How old are these sandstones? Geologists have been collecting fossils in the Catskills for almost two centuries. The ages of these fossils goes back to a time called the middle Devonian. That makes these stratified rocks roughly 380 million years old! Can you imagine anything being that old?

The strata at the bottom of our photo are red shales. The key is the color. This sort of red is an iron oxide, typical of an ancient terrestrial setting. These shales were originally muds and they were deposited in what geologists call overbank settings. That means these red shales were the soils on the floodplain that our river flowed across. All around the world today we see similar red soils. They are almost always found in tropical settings; you will see a lot of such soils in the Amazon and Congo Basins. So, now our typical Catskills outcrop has brought our mind’s eyes onto a Devonian age, tropical floodplain, watching a river flow by. But, why is this a delta?

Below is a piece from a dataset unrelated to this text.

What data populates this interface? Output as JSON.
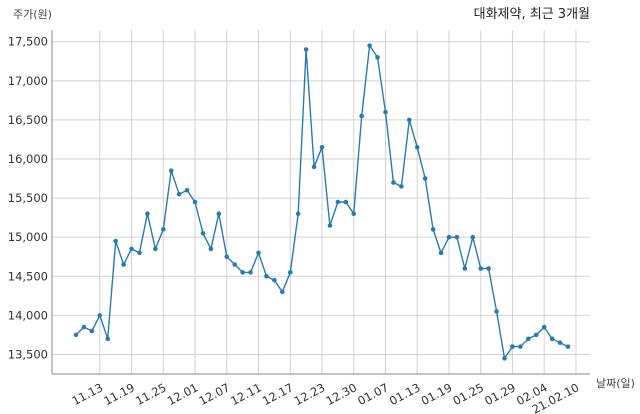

Geologist have found that these Catskills sediments lapped up against the western Appalachian sequence. These, the rocks of New England, are the roots of an ancient mountain range. These were not the Appalachians; instead geologists call them the Acadians. It is estimated that these Acadians were, back during the Devonian, between 15,000 and 30,000 feet tall. Only the Berkshire and Taconic Mountains remain; what happened to the rest?
They eroded away.
These lofty mountains were destroyed by weathering and erosion, and their bedrock crumbled into enormous quantities of sediment. That sediment was transported by sizable rivers and it came to be deposited on something called the Catskill Delta. The delta was spread out west of the Acadians. And it is that delta, now petrified, that makes up the Catskills where the Mountain Eagle can be read.